Early reports are highly enthusiastic. Ann Mactier, member of the State Board of Education, visited a training session in Omaha and said she was ‘’amazed” to see how happy the teachers were about the methods they were learning, and that the presentation was ‘’terrific.’’

Mrs. Mactier, a former member of the Omaha Public Schools board, said that teachers from OPS grade schools Lothrop, Miller Park, Belvedere, Kellom, and Mount View were receiving the training.

Although it isn’t exactly like the Spalding Phonics method that Mrs. Mactier and other reading leaders, including former Omahan Linda Weinmaster of Lawrence, Kan., have espoused before the State Board of Education, it’s very close, Mrs. Mactier said. The complete Orton code made up a page in the materials, she said, which is an excellent indication of quality.

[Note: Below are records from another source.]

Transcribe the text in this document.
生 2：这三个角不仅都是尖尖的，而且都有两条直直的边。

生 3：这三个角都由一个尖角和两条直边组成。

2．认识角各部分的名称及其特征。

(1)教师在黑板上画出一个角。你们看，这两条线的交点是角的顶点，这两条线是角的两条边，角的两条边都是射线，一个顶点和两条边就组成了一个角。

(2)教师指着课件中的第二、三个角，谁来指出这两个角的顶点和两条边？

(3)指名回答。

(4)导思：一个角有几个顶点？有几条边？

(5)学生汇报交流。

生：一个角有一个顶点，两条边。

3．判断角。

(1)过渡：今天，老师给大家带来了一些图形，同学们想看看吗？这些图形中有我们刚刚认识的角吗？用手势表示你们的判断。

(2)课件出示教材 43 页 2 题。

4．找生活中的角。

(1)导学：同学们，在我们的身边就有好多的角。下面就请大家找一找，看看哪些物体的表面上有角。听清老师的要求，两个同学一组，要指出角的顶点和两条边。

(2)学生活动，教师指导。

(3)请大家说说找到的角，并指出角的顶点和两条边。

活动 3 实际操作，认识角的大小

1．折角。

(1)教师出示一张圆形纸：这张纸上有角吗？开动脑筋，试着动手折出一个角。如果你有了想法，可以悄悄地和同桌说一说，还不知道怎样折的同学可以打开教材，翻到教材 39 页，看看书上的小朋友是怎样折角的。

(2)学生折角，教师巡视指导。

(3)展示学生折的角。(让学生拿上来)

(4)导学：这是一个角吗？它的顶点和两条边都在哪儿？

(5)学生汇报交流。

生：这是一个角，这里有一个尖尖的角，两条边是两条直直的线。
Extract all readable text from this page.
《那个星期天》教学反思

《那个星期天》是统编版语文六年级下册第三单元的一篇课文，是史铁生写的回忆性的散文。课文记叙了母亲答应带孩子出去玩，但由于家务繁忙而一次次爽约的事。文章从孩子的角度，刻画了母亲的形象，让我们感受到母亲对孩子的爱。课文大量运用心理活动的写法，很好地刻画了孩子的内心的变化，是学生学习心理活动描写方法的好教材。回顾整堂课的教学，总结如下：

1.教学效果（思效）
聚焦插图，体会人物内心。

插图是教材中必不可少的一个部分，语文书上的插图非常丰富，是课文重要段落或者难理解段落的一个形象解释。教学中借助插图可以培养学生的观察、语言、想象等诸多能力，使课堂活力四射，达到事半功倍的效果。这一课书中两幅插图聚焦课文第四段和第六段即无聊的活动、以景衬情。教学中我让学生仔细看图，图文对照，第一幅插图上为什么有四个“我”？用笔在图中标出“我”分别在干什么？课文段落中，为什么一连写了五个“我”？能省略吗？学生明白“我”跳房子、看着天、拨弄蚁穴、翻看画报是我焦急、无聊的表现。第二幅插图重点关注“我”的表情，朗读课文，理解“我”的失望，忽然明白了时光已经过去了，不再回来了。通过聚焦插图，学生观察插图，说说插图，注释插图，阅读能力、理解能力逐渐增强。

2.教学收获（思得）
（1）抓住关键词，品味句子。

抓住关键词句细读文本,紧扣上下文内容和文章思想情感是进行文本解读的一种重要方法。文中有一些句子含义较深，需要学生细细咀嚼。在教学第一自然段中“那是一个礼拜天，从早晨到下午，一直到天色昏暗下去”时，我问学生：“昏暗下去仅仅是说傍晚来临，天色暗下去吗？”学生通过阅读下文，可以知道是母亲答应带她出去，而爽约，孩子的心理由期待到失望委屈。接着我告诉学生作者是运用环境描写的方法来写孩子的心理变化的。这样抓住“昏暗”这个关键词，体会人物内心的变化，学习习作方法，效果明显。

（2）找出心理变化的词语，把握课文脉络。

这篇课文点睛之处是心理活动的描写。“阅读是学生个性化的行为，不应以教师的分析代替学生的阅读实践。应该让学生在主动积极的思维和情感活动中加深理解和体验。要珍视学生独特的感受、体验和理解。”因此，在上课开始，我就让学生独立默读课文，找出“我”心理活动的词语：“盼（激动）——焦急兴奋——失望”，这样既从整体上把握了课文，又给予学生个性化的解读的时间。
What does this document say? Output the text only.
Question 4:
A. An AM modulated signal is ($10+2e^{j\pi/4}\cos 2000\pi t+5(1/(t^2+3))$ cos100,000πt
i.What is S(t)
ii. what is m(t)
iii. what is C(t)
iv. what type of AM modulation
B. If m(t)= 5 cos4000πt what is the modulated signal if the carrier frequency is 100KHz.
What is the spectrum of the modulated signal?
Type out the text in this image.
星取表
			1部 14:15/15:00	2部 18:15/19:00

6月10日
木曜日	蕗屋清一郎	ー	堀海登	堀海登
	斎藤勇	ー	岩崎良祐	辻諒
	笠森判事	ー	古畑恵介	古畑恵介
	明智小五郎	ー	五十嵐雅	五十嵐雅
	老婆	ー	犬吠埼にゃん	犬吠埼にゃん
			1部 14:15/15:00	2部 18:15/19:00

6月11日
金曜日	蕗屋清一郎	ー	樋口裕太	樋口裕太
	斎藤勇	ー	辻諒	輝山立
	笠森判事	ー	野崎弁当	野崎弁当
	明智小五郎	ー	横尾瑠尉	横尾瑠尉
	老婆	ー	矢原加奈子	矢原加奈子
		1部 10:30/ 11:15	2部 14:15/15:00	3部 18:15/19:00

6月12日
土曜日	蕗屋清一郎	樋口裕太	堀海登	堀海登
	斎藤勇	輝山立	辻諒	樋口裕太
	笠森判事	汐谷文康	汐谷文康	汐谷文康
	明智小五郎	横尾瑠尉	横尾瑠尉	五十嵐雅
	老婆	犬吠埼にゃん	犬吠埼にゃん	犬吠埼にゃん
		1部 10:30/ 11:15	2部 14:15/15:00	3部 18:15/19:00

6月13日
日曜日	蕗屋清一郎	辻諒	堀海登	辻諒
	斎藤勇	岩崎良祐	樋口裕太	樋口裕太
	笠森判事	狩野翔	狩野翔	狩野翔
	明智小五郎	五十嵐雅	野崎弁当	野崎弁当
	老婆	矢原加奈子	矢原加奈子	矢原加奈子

There aren’t many features of the No Child Left Behind act that most Republicans like, since it represents federal involvement in local education. That’s a constitutional no-no. Most in the GOP would like to do away with the U.S. Department of Education entirely.

But at least No Child Left Behind is finally focusing our tax dollars on methods that actually work instead of the ineffective whole-language methods most schools have been using for years.

Maybe the best thing about No Child Left Behind is that, once our teachers know how to teach our kids how to read, we can leave federal education intervention and interference behind, once and for all.